Landrat Christoph Göbel:Anpacken und anecken

Auszeichnung für ehrenamtliches soziales Engagement im Landkreis, Ismaning, Bürgersaal

Kein Rebell, sondern ein Mann, der praktische Lösungen sucht - der CSU-Landrat für den Kreis München, Christoph Göbel.

(Foto: Florian Peljak)

"Fehler", "fatal": Christoph Göbel ist CSU-Landrat im Landkreis München und kritisiert beim Thema Flüchtlinge auch mal die eigene Partei. Über einen rastlosen Pragmatiker, dem viele auch einen Ministerposten zutrauen. Über einen rastlosen Pragmatiker, der sich niemals verbiegen lassen möchte.

Von Martin Mühlfenzl

Wenn er den Kopf leicht nach links hinten reckt, ist klar, was gleich passieren wird. Erst grinst Christoph Göbel spitzbübisch in die Runde der Kreisräte im kleinen Sitzungssaal im Landratsamt am Mariahilfplatz. Dann stößt er sich mit den Händen vom ovalen Tisch blitzschnell nach hinten ab und rollt mit seinem Bürostuhl in Richtung Wand. Dort steht das Büffet mit einer reichhaltigen und gleichermaßen leichten Auswahl an Schnittchen, das als das beste im Landkreis München gilt. Zumindest in den politischen Gremien.
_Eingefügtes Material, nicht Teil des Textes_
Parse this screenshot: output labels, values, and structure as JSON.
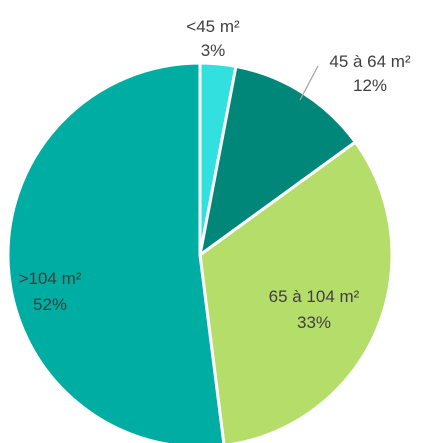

Wenn der Landrat des Landkreises Münchens dann an den Tisch zurückgerollt kommt, erwartet ihn aber auch schwere, etwas unverdaulichere kommunalpolitische Kost. Und das nicht erst seit dem Sommer 2015, als Deutschland seine Grenzen öffnete und mit den Zehntausenden Flüchtlingen, die gewissermaßen über die verlängerte Balkanroute München und auch den Landkreis erreichten. Als schlagartig die Aufgaben der Landkreise und Kommunen explodiert sind.

Dass der 42-jährige Göbel in seiner Partei, der CSU, aber vor allem weit darüber hinaus seit seinem Amtsantritt 2014 an Statur gewonnen hat, liegt an seiner Haltung in der Flüchtlingsfrage. An seiner zupackenden Art, wenn es darum geht, schnell Lösungen zu finden. Und insbesondere daran, dass Göbel kein Blatt vor den Mund nimmt, wenn er das Gefühl hat, dass den Kommunen, Städten und Landkreisen Steine in den Weg gelegt werden. Durch seine Partei. Durch die Staatsregierung.

"Wirklich herausragend", sagt der Grünen-Fraktionschef

"Man kann mit Christoph Göbel und der CSU bei uns im Landkreis in vielen Bereichen unterschiedlicher Meinung sein. Aber wie er die Flüchtlingspolitik gestaltet, ist wirklich herausragend", sagt der Fraktionssprecher der Grünen im Münchner Kreistag, Christoph Nadler. Die stellvertretende Landrätin Annette Ganssmüller-Maluche von der SPD, die Göbel bei der Wahl 2014 unterlegen war, sagt: "In dieser Frage können wir froh sein, ihn zu haben." Und Göbel selbst postet auf seiner Facebook-Seite schon mal einen Bericht über Angela Merkels Haltung zum neuen US-Präsidenten und schreibt darunter, von ihm aus könne es nach der nächsten Bundestagswahl gerne mit Merkel als Kanzlerin weitergehen. Während sich auch in seinem eigenen Kreisverband die Stimmen mehren, die sagen, Merkel sei nicht mehr ihre Kanzlerin.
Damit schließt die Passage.